Dr. Nichole Keway Biber is a tribal citizen of the Little Traverse Bay Bands of Odawa Indians (Waganakising Odawa). Nichole serves on the Board of the Anishinaabek Caucus, where she helps to advance issues of importance to Indigenous communities, including her work as the lead of the Wolf and Wildlife Preservation Team. A longtime grassroots activist who focuses on environmental justice as the foundational site of healing, she is also a Water Protector, jingle dress dancer, and organic home gardener. Nichole is also appointed to the East Lansing Parks and Recreation Commission and the Ingham County Environmental Advisory Commission, where her focus is to uplift and advocate for the restoration of pollinator habitat. She is committed to taking action in defense of wildlife, as all those lives are necessary to the practice of Anishinaabe cultural instructions. Gidinawendimin: We are all Related.

Stephanie Kurose is Senior Endangered Species Policy Specialist at the Center for Biological Diversity where she develops policy and advocacy strategies to protect our nation’s most imperiled animals and plants and the wild places they live. As part of this work, she engages with Congress and the administration to secure stronger protections for endangered species and their habitats, assists in litigation to secure protections for threatened and endangered species under the Endangered Species Act, and educates the public on threats to wildlife and biodiversity. She earned her J.D. from American University Washington College of Law, and a Masters in Global Environmental Policy from American University School of International Service. Her favorite critters are the monarch butterfly and the pangolin, and her favorite flowers are dahlias. In her spare time, she loves to read, garden, and work on her family’s farm in Connecticut where they raise chickens and honeybees.
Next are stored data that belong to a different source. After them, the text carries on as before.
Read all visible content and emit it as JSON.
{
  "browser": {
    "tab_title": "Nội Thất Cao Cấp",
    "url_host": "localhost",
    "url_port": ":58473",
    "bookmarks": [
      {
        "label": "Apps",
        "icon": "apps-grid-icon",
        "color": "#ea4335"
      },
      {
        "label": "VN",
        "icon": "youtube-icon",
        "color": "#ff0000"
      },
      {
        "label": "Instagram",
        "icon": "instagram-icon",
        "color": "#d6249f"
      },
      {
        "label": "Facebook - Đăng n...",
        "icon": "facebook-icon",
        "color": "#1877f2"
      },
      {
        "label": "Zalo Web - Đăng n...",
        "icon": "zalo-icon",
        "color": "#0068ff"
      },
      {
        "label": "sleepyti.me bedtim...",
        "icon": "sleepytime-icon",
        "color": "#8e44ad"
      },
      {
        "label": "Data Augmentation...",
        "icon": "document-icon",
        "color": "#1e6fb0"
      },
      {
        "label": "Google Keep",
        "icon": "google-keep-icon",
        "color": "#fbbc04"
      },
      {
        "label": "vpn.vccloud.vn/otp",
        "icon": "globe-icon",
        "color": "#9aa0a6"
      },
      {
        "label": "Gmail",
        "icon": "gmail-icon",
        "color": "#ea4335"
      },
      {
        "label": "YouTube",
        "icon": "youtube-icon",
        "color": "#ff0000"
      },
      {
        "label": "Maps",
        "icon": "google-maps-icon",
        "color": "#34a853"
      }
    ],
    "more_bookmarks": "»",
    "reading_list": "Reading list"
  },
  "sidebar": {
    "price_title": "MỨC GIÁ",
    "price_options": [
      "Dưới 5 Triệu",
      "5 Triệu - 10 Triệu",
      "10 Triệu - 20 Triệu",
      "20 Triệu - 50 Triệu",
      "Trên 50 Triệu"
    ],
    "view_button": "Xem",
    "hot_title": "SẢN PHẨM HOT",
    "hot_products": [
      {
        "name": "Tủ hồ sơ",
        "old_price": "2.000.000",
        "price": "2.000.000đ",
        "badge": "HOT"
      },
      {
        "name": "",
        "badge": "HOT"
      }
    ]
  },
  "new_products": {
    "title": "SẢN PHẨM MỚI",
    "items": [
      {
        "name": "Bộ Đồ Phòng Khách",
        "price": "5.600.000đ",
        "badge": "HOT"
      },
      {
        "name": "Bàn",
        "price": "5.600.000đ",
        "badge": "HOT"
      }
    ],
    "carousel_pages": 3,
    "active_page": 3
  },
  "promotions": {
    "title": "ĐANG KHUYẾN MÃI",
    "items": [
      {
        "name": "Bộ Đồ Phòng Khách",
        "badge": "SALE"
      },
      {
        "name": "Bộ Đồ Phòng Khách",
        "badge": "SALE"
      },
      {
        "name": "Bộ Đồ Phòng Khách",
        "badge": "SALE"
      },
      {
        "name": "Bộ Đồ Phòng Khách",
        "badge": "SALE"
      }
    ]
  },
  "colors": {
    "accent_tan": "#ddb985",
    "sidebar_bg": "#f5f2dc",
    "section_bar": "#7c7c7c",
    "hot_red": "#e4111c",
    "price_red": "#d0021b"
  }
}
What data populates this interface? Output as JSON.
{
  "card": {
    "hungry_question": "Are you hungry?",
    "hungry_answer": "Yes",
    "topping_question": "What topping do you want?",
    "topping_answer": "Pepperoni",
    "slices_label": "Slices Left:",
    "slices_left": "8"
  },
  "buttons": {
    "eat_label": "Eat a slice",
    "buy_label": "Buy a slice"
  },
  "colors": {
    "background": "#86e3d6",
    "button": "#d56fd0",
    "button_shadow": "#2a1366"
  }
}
In her 35 years with the Smithsonian and related institutions, Ruth has created powerful programs that changed the way people think about conservation, science, and environment. She has forged connections through hosting hundreds of live and web-based conversations to harness the power of science in our culture. She led the elite team that produced and built audiences for Earth Optimism Summits from 2017-22. Earth Optimism reached more than 400m people worldwide on the 50th Anniversary of Earth Day in 2020. Earth Optimism will be a theme of the Smithsonian Folklife Festival
on Washington, DC’s National Mall June 22 – July 4, 2022.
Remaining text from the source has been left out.